Remember there is a test on THURSDAY.  Chapter 30 (303-314) is specifically Neurobiology and Behavior.

If you have anything to add or correct, please comment.

The basic components you need to know for neural electrical properties are dendrites which receive input, the soma the body of the cell, and the axon which emits the output.

Na/K (Sodium/Potassium) Pump:

The sodium and potassium are a source of bio electric energy because their ions have charges. When there is a difference between the membranes of the sodium and potassium then there is an electromagnetic charge because of the diffusive force (ex. concentration of sodium rising on one side) and the electrical force (ex. pull of sodium to the more negative side). The diffusive force and the electrical force are both what powers the brain. When neurons get to a certain threshold, the active channels turn on and the gates open up for more sodium to come into the membrane. When the voltage is even higher, posstasium channels may open up and allow potassium to flow through.
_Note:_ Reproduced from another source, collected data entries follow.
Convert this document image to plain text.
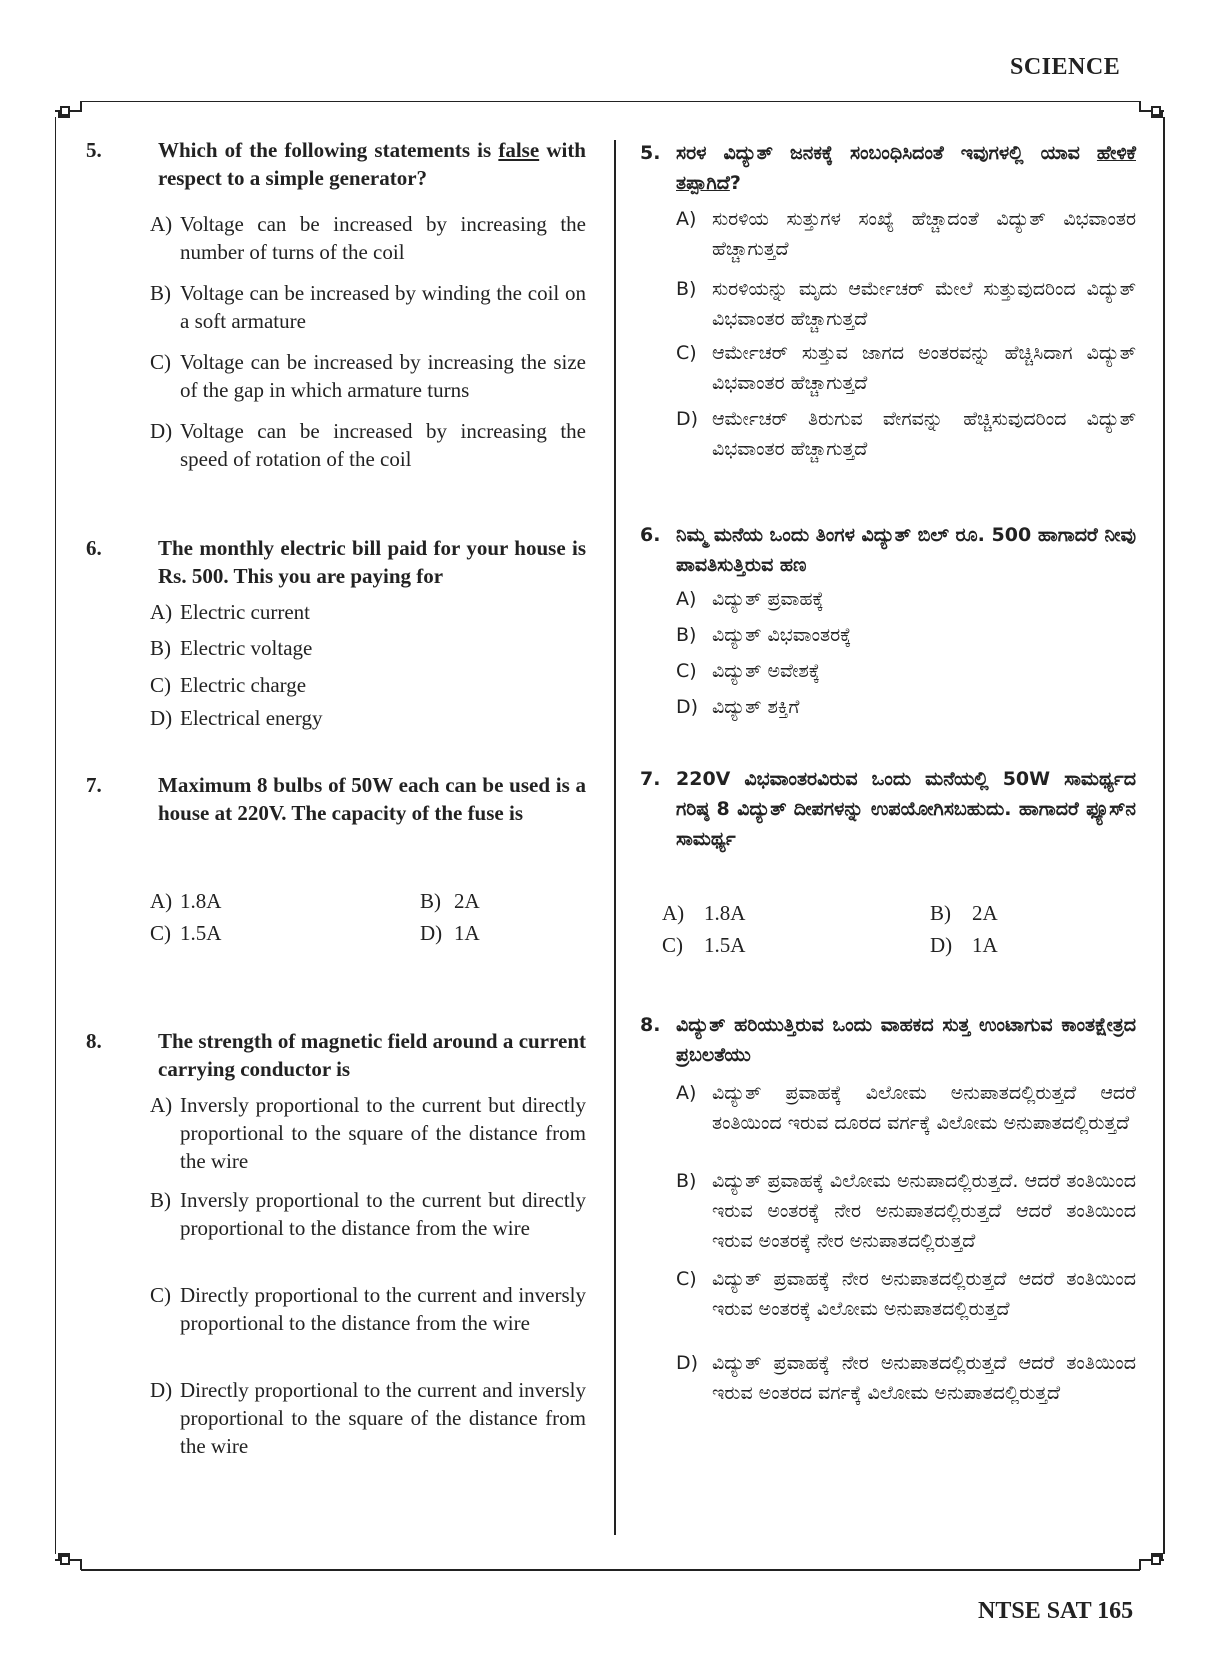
SCIENCE
5.	Which of the following statements is false with respect to a simple generator?
A) Voltage can be increased by increasing the number of turns of the coil
B) Voltage can be increased by winding the coil on a soft armature
C) Voltage can be increased by increasing the size of the gap in which armature turns
D) Voltage can be increased by increasing the speed of rotation of the coil
6.	The monthly electric bill paid for your house is Rs. 500. This you are paying for
A) Electric current
B) Electric voltage
C) Electric charge
D) Electrical energy
7.	Maximum 8 bulbs of 50W each can be used is a house at 220V. The capacity of the fuse is
A) 1.8A	B) 2A
C) 1.5A	D) 1A
8.	The strength of magnetic field around a current carrying conductor is
A) Inversly proportional to the current but directly proportional to the square of the distance from the wire
B) Inversly proportional to the current but directly proportional to the distance from the wire
C) Directly proportional to the current and inversly proportional to the distance from the wire
D) Directly proportional to the current and inversly proportional to the square of the distance from the wire
5. ಸರಳ ವಿದ್ಯುತ್ ಜನಕಕ್ಕೆ ಸಂಬಂಧಿಸಿದಂತೆ ಇವುಗಳಲ್ಲಿ ಯಾವ ಹೇಳಿಕೆ ತಪ್ಪಾಗಿದೆ?
A) ಸುರಳಿಯ ಸುತ್ತುಗಳ ಸಂಖ್ಯೆ ಹೆಚ್ಚಾದಂತೆ ವಿದ್ಯುತ್ ವಿಭವಾಂತರ ಹೆಚ್ಚಾಗುತ್ತದೆ
B) ಸುರಳಿಯನ್ನು ಮೃದು ಆರ್ಮೇಚರ್ ಮೇಲೆ ಸುತ್ತುವುದರಿಂದ ವಿದ್ಯುತ್ ವಿಭವಾಂತರ ಹೆಚ್ಚಾಗುತ್ತದೆ
C) ಆರ್ಮೇಚರ್ ಸುತ್ತುವ ಜಾಗದ ಅಂತರವನ್ನು ಹೆಚ್ಚಿಸಿದಾಗ ವಿದ್ಯುತ್ ವಿಭವಾಂತರ ಹೆಚ್ಚಾಗುತ್ತದೆ
D) ಆರ್ಮೇಚರ್ ತಿರುಗುವ ವೇಗವನ್ನು ಹೆಚ್ಚಿಸುವುದರಿಂದ ವಿದ್ಯುತ್ ವಿಭವಾಂತರ ಹೆಚ್ಚಾಗುತ್ತದೆ
6. ನಿಮ್ಮ ಮನೆಯ ಒಂದು ತಿಂಗಳ ವಿದ್ಯುತ್ ಬಿಲ್ ರೂ. 500 ಹಾಗಾದರೆ ನೀವು ಪಾವತಿಸುತ್ತಿರುವ ಹಣ
A) ವಿದ್ಯುತ್ ಪ್ರವಾಹಕ್ಕೆ
B) ವಿದ್ಯುತ್ ವಿಭವಾಂತರಕ್ಕೆ
C) ವಿದ್ಯುತ್ ಅವೇಶಕ್ಕೆ
D) ವಿದ್ಯುತ್ ಶಕ್ತಿಗೆ
7. 220V ವಿಭವಾಂತರವಿರುವ ಒಂದು ಮನೆಯಲ್ಲಿ 50W ಸಾಮರ್ಥ್ಯದ ಗರಿಷ್ಠ 8 ವಿದ್ಯುತ್ ದೀಪಗಳನ್ನು ಉಪಯೋಗಿಸಬಹುದು. ಹಾಗಾದರೆ ಫ್ಯೂಸ್‌ನ ಸಾಮರ್ಥ್ಯ
A) 1.8A	B) 2A
C) 1.5A	D) 1A
8. ವಿದ್ಯುತ್ ಹರಿಯುತ್ತಿರುವ ಒಂದು ವಾಹಕದ ಸುತ್ತ ಉಂಟಾಗುವ ಕಾಂತಕ್ಷೇತ್ರದ ಪ್ರಬಲತೆಯು
A) ವಿದ್ಯುತ್ ಪ್ರವಾಹಕ್ಕೆ ವಿಲೋಮ ಅನುಪಾತದಲ್ಲಿರುತ್ತದೆ ಆದರೆ ತಂತಿಯಿಂದ ಇರುವ ದೂರದ ವರ್ಗಕ್ಕೆ ವಿಲೋಮ ಅನುಪಾತದಲ್ಲಿರುತ್ತದೆ
B) ವಿದ್ಯುತ್ ಪ್ರವಾಹಕ್ಕೆ ವಿಲೋಮ ಅನುಪಾದಲ್ಲಿರುತ್ತದೆ. ಆದರೆ ತಂತಿಯಿಂದ ಇರುವ ಅಂತರಕ್ಕೆ ನೇರ ಅನುಪಾತದಲ್ಲಿರುತ್ತದೆ ಆದರೆ ತಂತಿಯಿಂದ ಇರುವ ಅಂತರಕ್ಕೆ ನೇರ ಅನುಪಾತದಲ್ಲಿರುತ್ತದೆ
C) ವಿದ್ಯುತ್ ಪ್ರವಾಹಕ್ಕೆ ನೇರ ಅನುಪಾತದಲ್ಲಿರುತ್ತದೆ ಆದರೆ ತಂತಿಯಿಂದ ಇರುವ ಅಂತರಕ್ಕೆ ವಿಲೋಮ ಅನುಪಾತದಲ್ಲಿರುತ್ತದೆ
D) ವಿದ್ಯುತ್ ಪ್ರವಾಹಕ್ಕೆ ನೇರ ಅನುಪಾತದಲ್ಲಿರುತ್ತದೆ ಆದರೆ ತಂತಿಯಿಂದ ಇರುವ ಅಂತರದ ವರ್ಗಕ್ಕೆ ವಿಲೋಮ ಅನುಪಾತದಲ್ಲಿರುತ್ತದೆ
NTSE SAT 165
In a neuronal transmission, an electrical signal is being sent down the neuron. Then during an action potential, a synaptic even will occur in which the synaptic termails will be activated to release neuro transmitters. The lease of neuro transmitters activates the ligand channels and binds to them to open the gates. The action potential is what proves the synpatic terminal to power up and function.

The dendrites are the part that recieves signals from many kinds of other neurons, in which the neuron uses all of the information and tries to compute answer as to either make an action potential or not.